Capítulo 41: Não seria suficiente se eu simplesmente te matasse?
Mercado de Vale Verde, entrada do distrito das residências.
He Luyuan estava ali, ansioso, observando a multidão que entrava e saía.
Sobre o distrito das residências pairava a grande matriz de proteção do mercado, permitindo passagem apenas por aquela entrada, e He Luyuan já aguardava ali há um mês inteiro, com o propósito de impedir que Lu Yan escapasse despercebido.
À medida que o dia combinado se aproximava, o coração de He Luyuan se tornava cada vez mais inquieto.
Ele também percebeu que, naquele momento de urgência, havia revelado demais, mas não tinha alternativa.
Aquela pessoa de alto escalão já havia dado ordens implacáveis: era indispensável levar Lu Yan até ela.
Ao pensar que, caso falhasse, teria de enfrentar a ira daquela figura eminente, He Luyuan não pôde evitar um estremecimento interior.
Chegou a se arrepender de ter se envolvido com aquela pessoa.
O sucesso da missão traria benefícios imensos, mas, se fracassasse, pagaria um preço doloroso.
Diante da situação, só podia torcer para que Lu Yan não tivesse percebido nada de estranho.
O céu escurecia aos poucos, e, ao perceber que provavelmente não teria resultados naquele dia, He Luyuan desanimou.
Foi então que uma figura vestida com um manto azul saiu calmamente do distrito das residências: era o tão aguardado Lu Yan.
Seu rosto era atraente, com um sorriso afável que, junto à aura luminosa, inspirava simpatia instantânea.
Ao vê-lo, He Luyuan apressou-se para cumprimentá-lo.
Mas justo nesse momento, o sol desapareceu atrás das montanhas, a luz se dissipou no Mercado de Vale Verde, e a aura de Lu Yan mergulhou num abismo; o sorriso caloroso foi substituído por frieza, e em seus olhos negros pareciam refletir inúmeros fantasmas.

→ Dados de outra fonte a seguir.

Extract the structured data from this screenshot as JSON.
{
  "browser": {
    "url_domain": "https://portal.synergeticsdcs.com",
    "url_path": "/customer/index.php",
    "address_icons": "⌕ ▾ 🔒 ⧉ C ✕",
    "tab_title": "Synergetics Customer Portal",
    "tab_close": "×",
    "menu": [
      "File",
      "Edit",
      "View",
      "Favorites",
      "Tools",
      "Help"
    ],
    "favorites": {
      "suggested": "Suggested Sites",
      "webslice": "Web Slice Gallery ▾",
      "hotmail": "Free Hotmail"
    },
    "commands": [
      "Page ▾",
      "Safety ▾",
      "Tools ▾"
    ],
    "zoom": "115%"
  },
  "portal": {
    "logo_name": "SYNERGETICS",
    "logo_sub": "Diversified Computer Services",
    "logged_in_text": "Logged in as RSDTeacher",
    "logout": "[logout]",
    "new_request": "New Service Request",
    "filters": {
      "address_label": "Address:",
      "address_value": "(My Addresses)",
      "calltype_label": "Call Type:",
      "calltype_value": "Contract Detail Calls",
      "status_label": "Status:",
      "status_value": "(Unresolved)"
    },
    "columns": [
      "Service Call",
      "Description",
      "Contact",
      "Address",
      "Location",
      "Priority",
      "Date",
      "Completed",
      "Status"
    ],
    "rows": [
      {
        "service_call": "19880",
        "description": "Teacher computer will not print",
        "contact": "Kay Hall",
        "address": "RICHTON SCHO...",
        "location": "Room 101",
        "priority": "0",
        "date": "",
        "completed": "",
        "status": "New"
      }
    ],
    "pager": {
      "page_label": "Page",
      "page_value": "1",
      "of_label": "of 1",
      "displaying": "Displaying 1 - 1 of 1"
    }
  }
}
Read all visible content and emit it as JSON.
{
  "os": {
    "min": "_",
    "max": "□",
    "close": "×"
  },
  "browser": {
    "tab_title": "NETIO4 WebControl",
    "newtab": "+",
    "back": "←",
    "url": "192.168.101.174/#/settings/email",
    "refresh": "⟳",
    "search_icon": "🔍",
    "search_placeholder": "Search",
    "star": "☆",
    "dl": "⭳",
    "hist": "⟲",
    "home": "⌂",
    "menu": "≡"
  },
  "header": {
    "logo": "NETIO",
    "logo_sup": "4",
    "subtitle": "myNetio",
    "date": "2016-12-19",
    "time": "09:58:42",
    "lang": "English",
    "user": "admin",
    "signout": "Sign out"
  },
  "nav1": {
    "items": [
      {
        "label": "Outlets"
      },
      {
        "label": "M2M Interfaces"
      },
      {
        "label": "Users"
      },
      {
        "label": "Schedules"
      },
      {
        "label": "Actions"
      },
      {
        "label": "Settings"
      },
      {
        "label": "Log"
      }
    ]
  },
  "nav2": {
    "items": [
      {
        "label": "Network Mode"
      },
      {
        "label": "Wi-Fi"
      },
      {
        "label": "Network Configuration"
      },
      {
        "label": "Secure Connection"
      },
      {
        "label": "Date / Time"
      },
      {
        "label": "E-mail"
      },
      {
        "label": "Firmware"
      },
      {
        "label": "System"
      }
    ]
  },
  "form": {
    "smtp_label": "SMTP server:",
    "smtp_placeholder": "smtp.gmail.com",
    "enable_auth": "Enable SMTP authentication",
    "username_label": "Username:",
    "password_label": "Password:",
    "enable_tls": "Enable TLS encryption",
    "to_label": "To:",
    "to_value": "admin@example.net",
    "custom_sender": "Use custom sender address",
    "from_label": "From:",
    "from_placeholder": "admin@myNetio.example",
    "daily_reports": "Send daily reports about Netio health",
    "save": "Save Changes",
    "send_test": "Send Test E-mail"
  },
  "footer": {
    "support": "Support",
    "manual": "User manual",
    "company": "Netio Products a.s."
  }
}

He Luyuan ficou paralisado, só despertando quando ouviu a voz de Lu Yan.
“Companheiro He?”
He Luyuan estremeceu instintivamente e, ao mirar novamente Lu Yan, a sensação daquele olhar aterrador pareceu um mero devaneio.
He Luyuan notou que Lu Yan já havia avançado para o estágio intermediário de treinamento espiritual.
“Estágio intermediário, apenas isso…”
Repetiu mentalmente para acalmar-se, e então sorriu:
“Companheiro Lu, fez-nos esperar tanto!”
Lu Yan demonstrou certo constrangimento no rosto: “Peço desculpas pelo transtorno.”
Erguendo os olhos para o sol já oculto, acrescentou:
“Já que tomei tanto do seu tempo, talvez possamos apressar nossa jornada esta noite e visitar o tal companheiro que você mencionou?”
Por motivos inexplicáveis, diante da proposta de Lu Yan, He Luyuan sentiu um impulso instintivo de recusar.
Mas a pressão exercida pela pessoa de alto escalão venceu o instinto, e ele aceitou imediatamente.
“Muito bem!”
Assim, os dois partiram do Mercado de Vale Verde.
Para surpresa de Lu Yan, He Luyuan possuía uma embarcação mágica de grau inferior.
Embora fosse o mais simples dos artefatos de voo, ainda tinha valor próximo a cem pedras espirituais, o que agradou Lu Yan.
Com a embarcação, chegaram ao destino em menos de uma hora.
Era uma pequena casa nas profundezas das Montanhas das Bruxas, sem linhas espirituais ao redor, o que tornava o ar rarefeito em comparação com o mercado; uma barreira de restrição ocultava o interior da casa, impedindo Lu Yan de ver o que havia lá dentro.
Até mesmo Lu Yan se surpreendeu: por que um cultivador viveria isolado naquela mata?
Ao pousar diante do portão, He Luyuan assumiu uma postura humilde, e falou com reverência:
“Sou He Luyuan, venho pedir audiência ao Senhor Shen!”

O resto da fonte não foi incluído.